Following the whirlwind events of this week, Scotland now appears to be closer to secession than it has ever been in the 300-year history of Great Britain. This week the first minister of the devolved Scottish Parliament set a date for the first referendum on Scottish independence in history. And according to polling, if the referendum were held today, Scots could very well vote to separate from the United Kingdom.
The discussion of secession has been hanging in the air for some time, ever since the secessionist Scottish National Party won a majority in the Scottish Parliament in 2007. But now with an independence referendum date set, discussion has turned for the first time toward the real practicalities of what a split would entail and the difficult questions it would present. Who does the oil in the UK's territorial North Sea waters belong to - Britain or Scotland? Who would be on the hook for the massive bailouts of Scotland's two banking giants in 2008? Would Scotland use the British pound, the euro, or a new Scottish pound?

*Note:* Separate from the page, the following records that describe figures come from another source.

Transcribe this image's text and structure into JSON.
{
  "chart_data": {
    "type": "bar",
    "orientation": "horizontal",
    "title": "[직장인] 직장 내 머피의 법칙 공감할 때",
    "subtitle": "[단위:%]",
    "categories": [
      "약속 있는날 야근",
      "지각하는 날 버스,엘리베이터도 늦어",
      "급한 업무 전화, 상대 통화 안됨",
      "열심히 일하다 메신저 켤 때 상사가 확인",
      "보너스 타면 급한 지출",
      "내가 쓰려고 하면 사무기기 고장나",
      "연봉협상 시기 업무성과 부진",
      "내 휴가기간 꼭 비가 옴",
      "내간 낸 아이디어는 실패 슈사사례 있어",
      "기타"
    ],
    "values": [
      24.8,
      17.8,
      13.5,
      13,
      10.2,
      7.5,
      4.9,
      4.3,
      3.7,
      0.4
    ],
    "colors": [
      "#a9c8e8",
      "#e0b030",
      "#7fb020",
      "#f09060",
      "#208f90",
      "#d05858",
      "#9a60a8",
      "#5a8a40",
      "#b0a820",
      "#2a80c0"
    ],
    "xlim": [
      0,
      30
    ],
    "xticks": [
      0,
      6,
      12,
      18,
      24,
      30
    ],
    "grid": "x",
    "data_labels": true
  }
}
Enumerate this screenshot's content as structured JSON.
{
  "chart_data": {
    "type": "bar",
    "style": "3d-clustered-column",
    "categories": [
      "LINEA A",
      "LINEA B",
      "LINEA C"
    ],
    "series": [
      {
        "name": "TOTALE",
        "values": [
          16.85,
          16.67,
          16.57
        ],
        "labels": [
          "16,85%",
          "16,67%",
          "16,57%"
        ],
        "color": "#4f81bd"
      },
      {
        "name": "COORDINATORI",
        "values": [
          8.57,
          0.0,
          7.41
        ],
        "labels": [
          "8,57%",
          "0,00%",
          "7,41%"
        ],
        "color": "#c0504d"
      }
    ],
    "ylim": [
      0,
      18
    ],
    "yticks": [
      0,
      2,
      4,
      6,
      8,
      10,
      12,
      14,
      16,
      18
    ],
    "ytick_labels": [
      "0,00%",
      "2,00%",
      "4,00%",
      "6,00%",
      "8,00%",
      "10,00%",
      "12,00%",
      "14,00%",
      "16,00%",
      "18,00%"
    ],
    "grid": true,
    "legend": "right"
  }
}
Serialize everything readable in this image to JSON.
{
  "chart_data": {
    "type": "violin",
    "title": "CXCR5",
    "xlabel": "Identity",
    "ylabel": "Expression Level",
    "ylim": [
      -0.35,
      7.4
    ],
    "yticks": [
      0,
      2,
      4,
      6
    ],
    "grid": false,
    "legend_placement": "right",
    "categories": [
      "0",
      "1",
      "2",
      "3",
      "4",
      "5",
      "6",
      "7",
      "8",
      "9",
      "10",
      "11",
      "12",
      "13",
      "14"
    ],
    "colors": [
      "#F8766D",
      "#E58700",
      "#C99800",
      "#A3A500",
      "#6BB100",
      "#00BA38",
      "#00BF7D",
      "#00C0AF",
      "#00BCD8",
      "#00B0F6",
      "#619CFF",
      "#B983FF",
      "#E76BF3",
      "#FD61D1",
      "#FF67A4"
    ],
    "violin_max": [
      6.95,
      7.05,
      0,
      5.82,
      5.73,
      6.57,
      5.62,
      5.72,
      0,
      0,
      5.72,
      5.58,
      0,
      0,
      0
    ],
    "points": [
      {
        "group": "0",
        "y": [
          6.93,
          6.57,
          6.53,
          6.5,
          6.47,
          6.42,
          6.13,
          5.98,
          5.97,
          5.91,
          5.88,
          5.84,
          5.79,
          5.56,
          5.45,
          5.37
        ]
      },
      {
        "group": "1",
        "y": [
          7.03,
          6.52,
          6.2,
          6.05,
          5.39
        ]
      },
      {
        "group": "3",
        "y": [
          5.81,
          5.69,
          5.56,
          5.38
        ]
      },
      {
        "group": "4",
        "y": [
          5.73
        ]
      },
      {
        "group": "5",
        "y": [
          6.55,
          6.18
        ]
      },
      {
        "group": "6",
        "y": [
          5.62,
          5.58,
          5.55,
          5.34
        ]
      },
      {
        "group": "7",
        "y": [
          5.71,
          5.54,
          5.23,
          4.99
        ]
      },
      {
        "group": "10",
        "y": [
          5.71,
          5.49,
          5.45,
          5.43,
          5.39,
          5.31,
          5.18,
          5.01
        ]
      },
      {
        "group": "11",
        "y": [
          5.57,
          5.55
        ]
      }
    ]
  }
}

Scottish First Minister Alex Salmond took the decision in response to a call from UK Prime Minster David Cameron to call a referendum, which the SNP had promised in their election, now. London knows that with the current economic crisis, Scots would be unlikely to be very brave at the polls. But Salmond balked, saying he would not take orders from London and setting a referendum date in 2014.
EU complications
Though there have been a lot questions asked in the British media today about what secession would mean, as far as I can tell not a lot of thought has gone into the EU implications of all this. Everyone has been asking whether or not Scotland would choose to use the euro. But there's a leap being made there. In order to use the euro, Scotland would have to be part of the EU. That is not up to them, it is up to the 27 member states. And there are plenty of member states with good reason to block Scotland's entry.